AM: Question. Supposed Pedro committed physical injuries against Juan. So Juan
instituted an independent civil action for damages arising from Art. 33. The Court
awarded him 1M pesos in damages. Subsequently, Juan also filed a criminal case
against Pedro for serious physical injuries. The Court granted him 1M in damages in
that criminal case. Question. Can Juan claim both damages? One from the
independent civil action, and the criminal case.

S: No, Juan cannot recover damages twice from the same action in the civil case.

AM: But they are based on separate obligations.

S: Juan still cannot recover.

AM: Why? The first one is sourced from quasi-delict. The other one is sourced from
crime. So they have different sources of obligation. In a sense, there are actually two
separate obligations.

S: …

AM: The answer to this, again, as I discussed earlier last meeting… Because while
there may be several obligations, it only arises from one act. So the rule is that you can
only recover one set of damages from one act. Otherwise, it will be “splitting the
causes of action.” That’s the reason, why, class. So there may be several obligations
for a particular act, but you can only recover damages based on one particular act
only. Thank you Mr. Salud.

AM: Ms. Manalo. What is a prejudicial question?

S: A prejudicial question is that which arises and to which if it is answered, gives rise
to the issue of the case.

AM: What are the requisites of a prejudicial question?

S: The requisites of a prejudicial question are as follows: First, that there is a pending
case po. Ay. First that there is a pending case. Next, that the issues of the pending
case are similar or related to the subsequent one…

AM: Just similar or related? What’s the more important phrase used by the Rules of
Court? That they are…? If you know this phrase, you will be able to answer any
prejudicial question.

S: Similar…

AM: That they are INTIMATELY RELATED. So it is not enough that they are similar.
They must be intimately related.

AM: And then? You mentioned that there is a pending case. What is that pending
case?

S: A civil action.

AM: Civil action. And then?

S: The third po is…

AM: So which comes first, the civil action or a criminal action?

S: Criminal action.

AM: So you file first a criminal action, then later on a civil action?

S: Civil action po.

AM: Civil action first, then a criminal action next. Okay. Can there be a prejudicial
question raised during a preliminary investigation? Or is it only raised during trial?

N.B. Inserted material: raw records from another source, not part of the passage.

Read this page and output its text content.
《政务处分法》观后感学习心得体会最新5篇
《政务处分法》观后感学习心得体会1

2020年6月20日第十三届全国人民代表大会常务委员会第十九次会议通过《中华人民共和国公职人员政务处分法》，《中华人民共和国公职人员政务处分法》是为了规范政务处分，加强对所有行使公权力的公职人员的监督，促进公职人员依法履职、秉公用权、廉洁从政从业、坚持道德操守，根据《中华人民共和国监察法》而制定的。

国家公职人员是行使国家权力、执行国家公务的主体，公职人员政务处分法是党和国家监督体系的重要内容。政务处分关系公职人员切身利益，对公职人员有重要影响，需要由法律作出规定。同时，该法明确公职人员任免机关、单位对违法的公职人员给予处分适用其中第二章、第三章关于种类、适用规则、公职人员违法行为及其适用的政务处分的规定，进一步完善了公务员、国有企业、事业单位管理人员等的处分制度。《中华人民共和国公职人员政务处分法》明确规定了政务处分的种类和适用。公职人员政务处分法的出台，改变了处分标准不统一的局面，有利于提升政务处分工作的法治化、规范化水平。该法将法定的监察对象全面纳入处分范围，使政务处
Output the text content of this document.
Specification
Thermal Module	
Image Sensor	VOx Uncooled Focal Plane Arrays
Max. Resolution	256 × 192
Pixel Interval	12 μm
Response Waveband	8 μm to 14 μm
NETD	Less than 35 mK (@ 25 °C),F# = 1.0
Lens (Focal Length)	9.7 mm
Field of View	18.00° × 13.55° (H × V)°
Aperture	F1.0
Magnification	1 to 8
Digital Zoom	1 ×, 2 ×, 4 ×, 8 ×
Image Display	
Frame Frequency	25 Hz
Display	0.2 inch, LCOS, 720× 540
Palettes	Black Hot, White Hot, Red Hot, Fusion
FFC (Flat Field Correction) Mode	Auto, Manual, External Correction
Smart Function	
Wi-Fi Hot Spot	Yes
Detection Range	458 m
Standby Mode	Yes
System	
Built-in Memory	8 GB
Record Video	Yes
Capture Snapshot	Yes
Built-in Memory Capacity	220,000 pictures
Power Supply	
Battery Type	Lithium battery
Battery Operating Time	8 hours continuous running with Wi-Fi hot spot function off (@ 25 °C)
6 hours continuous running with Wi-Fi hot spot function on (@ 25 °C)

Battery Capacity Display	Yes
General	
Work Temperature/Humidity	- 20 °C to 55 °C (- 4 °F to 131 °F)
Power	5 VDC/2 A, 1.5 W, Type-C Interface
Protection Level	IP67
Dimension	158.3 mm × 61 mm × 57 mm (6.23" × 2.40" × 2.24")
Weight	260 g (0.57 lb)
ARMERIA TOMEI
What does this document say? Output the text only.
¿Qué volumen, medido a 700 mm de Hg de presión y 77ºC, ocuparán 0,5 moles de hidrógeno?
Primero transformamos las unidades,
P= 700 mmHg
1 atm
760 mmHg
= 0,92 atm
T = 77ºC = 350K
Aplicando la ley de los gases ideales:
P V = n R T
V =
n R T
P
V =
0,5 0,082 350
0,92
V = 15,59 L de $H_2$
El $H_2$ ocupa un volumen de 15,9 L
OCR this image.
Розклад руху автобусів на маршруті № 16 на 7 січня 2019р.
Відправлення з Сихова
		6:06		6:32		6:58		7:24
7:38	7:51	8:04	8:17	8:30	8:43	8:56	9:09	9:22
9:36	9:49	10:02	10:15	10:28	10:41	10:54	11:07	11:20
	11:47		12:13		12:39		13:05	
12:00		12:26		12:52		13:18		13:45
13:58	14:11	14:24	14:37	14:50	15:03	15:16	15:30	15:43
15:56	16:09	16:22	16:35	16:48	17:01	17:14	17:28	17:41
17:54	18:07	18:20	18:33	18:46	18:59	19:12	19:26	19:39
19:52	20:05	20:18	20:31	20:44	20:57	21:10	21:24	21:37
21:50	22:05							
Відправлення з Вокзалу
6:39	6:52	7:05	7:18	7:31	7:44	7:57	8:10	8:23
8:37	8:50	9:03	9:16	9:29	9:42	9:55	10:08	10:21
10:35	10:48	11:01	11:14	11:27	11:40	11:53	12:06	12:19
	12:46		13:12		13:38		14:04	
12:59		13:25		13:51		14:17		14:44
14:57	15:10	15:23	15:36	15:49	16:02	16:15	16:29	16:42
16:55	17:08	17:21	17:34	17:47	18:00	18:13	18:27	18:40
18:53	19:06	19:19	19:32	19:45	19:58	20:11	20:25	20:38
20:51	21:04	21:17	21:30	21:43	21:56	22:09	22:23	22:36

S: It is only raised po during trial because…

AM: Because the Court states that it may be raised during preliminary investigation.
Can the Court motu proprio recognise a prejudicial question? And what is motu
proprio? Do you know what that means? Anyone? Does anyone know what motu
proprio is? Third year students?

S: On its own.

AM: On its own. Motu proprio means on its own. So can the court, on its own, declare
a prejudicial question?

S: Yes po.

AM: Okay, in the Rules of Court it is very clear that the Court CANNOT motu proprio
declare a prejudicial question. It must be through a petition to raise prejudicial
question. Okay, thank you Ms. Manalo.

AM: Ms. Martinez. Can I borrow a whiteboard marker and an eraser?

AM: So let’s say Pedro, on May 1, 1990, married Jane. And then on May 1, 2018,
Pedro filed a declaration for nullity based on psychological incapacity, so Art. 26 of the
Family Code. It is still pending. Then on May 1, 2019, Pedro was caught in a
scandalous cohabitation with Marie. What is the crime committed? Scandalous
cohabitation?

S: Concubinage.

AM: Concubinage. So a concubinage action was filed against Pedro, but Pedro raised
a petition for prejudicial question because there is a pending case for declaration of
nullity of marriage. Question. Is there a proper prejudicial question?

S: No po.

AM: Because?

S: It is provided by the Revised Penal Code that one of the elements of concubinage is
that the man is legally married to the woman during the cohabitation or the act
committed by the accused.

AM: Suppose it’s not scandalous cohabiting, but they contracted a marriage in 2019.
What is the crime committed?

S: Bigamy.

AM: Bigamy. Can there be a prejudicial question of bigamy when it is filed?

S: …

AM: So with the facts, May 1, 1990, married Jane. May 1, 2018, declaration of nullity
still pending, then May 1, 2019, Pedro married Marie.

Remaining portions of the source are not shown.